As always I am open to feedback, but in particular welcome thoughts on extending this analysis or pushback on the approach. I plan to look at merchant capture rates for solar plants next, and an analysis on the investment returns of T&D companies. Hit reply or comment below.
[1] Honourable mention to “zonal pricing will create a postcode lottery” and “paying windfarms to switch off costs over £1 billion”
[2] Russia’s supply of gas to Europe started falling towards the end of 2021, which drove up prices before the Ukraine war began early the following year.
[3] Note how coal disappears as “solid fossil”. It sets the price ~20% of the time.
[4] 98% of the time is the figure sources often quote, but checking the original source it is 97%. It is unclear if the numbers in the study were revised, or just routinely misquoted across different platforms. In addition, Parliament references this as 2023 prices when this was the study publication year, not the year the data was collected.
[5] This calculation is a weighted average of LCCC’s strike prices across all the generation it paid for during 2025, including Investment Contracts and Allocation Rounds 1-5. Source data here. At time of download, data was current to December 18th with values imputed for the remaining days of the year.
[6] Depending on the denominator. I use NESO’s demand figure as it relates to grid power, which is slightly lower than the UK-wide total.
[7] The capacity market “year” is from October 1st to September 30th. I have estimated the 2025 calendar year figure by taking ~75% of 2024/25 and 25% of 2025/26. This is only an approximation as the estimate of the difference between years is 52% (£1.26b up to £1.92b) but this tracks with monthly capacity market forecasts rising in Q4 2025.
[8] Allocated just to the capacity market generators and when they deliver power, this cost is even higher.

This is a helpful summary, though as you point out, CFD's that are currently in operation reflect auction prices from some time ago.
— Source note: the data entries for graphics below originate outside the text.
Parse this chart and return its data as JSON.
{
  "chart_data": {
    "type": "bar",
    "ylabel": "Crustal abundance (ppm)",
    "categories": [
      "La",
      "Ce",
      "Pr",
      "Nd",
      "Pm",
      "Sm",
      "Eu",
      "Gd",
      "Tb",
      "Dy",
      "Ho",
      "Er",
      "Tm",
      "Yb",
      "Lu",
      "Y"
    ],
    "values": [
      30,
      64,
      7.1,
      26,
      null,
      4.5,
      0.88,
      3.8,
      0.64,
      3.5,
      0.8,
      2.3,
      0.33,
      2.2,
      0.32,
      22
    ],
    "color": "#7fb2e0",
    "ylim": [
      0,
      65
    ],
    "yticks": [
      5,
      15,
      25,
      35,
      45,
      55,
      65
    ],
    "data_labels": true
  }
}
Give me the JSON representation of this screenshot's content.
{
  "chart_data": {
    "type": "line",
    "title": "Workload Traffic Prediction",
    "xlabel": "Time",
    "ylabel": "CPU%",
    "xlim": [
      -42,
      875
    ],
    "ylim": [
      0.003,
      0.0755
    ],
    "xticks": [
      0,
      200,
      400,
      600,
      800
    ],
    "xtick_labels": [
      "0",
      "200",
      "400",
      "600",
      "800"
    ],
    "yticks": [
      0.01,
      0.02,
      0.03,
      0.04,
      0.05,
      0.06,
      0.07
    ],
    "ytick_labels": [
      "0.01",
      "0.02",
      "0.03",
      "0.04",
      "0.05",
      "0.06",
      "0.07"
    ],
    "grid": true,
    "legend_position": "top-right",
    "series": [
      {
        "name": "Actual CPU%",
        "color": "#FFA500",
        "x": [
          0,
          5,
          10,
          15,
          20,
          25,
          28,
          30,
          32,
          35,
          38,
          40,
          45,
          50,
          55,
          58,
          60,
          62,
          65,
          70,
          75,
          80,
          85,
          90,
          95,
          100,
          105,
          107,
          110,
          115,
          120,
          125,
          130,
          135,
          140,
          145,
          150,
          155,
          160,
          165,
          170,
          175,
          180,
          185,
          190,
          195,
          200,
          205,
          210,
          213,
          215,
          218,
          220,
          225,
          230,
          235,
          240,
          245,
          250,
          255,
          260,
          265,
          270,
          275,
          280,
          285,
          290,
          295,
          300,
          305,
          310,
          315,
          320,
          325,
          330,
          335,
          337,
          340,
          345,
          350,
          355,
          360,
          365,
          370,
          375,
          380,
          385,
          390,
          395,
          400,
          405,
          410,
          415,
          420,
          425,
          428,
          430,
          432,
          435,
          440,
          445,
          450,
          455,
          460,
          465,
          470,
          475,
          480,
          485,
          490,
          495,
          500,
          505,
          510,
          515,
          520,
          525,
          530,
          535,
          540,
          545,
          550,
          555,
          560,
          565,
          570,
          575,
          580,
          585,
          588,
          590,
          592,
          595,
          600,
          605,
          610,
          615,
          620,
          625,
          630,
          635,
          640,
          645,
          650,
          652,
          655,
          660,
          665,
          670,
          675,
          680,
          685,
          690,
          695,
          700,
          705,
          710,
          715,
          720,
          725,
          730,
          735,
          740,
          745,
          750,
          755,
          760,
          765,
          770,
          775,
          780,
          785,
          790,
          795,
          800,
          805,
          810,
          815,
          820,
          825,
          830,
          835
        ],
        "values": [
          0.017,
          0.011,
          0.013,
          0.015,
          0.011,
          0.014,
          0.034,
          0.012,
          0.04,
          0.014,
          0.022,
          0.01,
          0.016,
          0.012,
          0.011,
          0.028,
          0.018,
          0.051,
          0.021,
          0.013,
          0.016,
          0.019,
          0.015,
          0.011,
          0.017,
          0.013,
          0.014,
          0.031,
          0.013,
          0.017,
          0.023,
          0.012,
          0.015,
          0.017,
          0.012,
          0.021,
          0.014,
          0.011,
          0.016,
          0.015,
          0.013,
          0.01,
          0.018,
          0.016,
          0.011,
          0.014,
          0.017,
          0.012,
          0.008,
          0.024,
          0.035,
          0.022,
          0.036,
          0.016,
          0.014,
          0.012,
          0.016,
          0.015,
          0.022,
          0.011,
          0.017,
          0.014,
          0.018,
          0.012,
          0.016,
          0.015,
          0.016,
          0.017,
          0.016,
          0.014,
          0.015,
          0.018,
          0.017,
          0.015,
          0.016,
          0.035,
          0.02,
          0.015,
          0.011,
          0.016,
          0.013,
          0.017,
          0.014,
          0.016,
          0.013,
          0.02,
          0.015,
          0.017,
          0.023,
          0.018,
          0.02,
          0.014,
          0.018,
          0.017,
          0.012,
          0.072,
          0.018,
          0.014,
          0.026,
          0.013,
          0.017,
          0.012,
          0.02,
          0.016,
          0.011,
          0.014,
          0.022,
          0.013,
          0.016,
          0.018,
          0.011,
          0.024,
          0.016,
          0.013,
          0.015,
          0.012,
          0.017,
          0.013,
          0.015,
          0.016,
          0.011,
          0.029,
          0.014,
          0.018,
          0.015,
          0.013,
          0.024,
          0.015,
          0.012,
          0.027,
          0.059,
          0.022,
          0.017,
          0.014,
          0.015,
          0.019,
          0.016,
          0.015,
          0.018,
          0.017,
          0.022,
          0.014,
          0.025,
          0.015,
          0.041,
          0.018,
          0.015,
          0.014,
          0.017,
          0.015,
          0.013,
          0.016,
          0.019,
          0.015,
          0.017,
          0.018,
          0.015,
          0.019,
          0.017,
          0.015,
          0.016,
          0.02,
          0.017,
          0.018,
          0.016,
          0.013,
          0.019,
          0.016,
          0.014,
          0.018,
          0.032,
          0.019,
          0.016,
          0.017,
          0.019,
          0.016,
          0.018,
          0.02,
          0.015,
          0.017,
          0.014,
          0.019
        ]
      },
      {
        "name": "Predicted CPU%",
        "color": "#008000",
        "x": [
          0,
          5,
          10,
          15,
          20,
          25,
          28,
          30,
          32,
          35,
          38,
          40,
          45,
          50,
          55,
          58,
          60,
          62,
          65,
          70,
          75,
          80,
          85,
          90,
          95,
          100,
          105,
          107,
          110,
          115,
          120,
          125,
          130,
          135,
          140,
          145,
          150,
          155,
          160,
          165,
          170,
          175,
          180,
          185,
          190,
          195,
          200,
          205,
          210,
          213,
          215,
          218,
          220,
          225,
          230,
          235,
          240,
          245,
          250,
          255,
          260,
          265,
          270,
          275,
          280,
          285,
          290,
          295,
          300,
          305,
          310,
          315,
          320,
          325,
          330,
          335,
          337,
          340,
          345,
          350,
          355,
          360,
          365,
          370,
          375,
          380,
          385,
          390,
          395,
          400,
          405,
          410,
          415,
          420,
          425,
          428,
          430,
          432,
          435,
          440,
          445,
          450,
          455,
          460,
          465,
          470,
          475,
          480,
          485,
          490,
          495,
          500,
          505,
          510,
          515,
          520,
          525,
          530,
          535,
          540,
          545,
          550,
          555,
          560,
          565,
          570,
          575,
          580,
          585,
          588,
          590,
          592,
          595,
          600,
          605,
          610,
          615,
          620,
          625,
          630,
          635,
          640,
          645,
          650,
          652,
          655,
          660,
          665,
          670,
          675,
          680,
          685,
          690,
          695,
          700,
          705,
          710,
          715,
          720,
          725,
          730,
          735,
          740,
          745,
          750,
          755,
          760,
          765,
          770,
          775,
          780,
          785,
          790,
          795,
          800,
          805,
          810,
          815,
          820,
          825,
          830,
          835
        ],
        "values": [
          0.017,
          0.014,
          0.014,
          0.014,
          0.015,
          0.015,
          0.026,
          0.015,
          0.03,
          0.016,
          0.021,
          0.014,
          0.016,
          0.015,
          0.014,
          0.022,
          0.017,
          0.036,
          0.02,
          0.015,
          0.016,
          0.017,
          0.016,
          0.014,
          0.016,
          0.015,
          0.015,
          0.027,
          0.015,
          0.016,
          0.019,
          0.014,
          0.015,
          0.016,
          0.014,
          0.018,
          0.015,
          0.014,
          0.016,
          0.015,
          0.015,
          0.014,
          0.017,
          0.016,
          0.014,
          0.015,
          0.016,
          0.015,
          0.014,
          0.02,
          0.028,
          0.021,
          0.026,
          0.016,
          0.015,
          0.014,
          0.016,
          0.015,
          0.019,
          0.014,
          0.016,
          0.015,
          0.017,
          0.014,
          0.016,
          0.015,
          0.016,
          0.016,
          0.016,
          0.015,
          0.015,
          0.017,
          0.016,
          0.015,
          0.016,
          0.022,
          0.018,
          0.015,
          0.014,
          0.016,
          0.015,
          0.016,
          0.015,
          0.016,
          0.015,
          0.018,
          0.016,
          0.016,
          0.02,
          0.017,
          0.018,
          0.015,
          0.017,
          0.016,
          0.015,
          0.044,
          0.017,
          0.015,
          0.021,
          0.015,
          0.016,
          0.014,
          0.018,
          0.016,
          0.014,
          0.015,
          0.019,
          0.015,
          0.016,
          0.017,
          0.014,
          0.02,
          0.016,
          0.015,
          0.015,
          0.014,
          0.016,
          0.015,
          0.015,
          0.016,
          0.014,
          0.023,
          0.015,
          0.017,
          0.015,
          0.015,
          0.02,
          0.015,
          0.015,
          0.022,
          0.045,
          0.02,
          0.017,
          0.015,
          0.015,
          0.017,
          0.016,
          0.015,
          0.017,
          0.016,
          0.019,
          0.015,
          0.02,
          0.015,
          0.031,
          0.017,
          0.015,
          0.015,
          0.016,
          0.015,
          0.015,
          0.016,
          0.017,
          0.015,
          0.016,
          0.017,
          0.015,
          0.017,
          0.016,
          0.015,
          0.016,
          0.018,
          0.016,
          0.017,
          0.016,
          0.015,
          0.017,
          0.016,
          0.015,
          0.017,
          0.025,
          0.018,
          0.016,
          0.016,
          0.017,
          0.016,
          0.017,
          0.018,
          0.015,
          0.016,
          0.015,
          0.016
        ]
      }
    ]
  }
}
Like you I don't find the 'gas usually sets the price so lets get gas off the network' narrative terribly helpful. Even with some declines in pricing it is hard to justify renewables mainly on cost grounds; the rationale is about decarbonisation and, to a limited extent, reducing exposure to volatility.
It needs a braver government to explain the trade-offs.
Look forward to reading more from you.
None of the AR3/4 offshore windfarms that are operational have yet to actualise their CfDs and can hold on till 2028. So the benefit that was lauded so much at the time is yet to be realised and may never ever be if the owners believe wholesale prices will always be higher
On the capacity market 3.7B is already baked in for 28/29 and thats before they add in the T-1 auction. Then in 29/30 they are proposing to add a new higher priced tier in to incentivise new gas to act as standby.
They way I see it is they are throwing ever more consumers cash in applying sticking plasters to keep NZ afloat because they wont confront the reality of how complicated the system is becoming.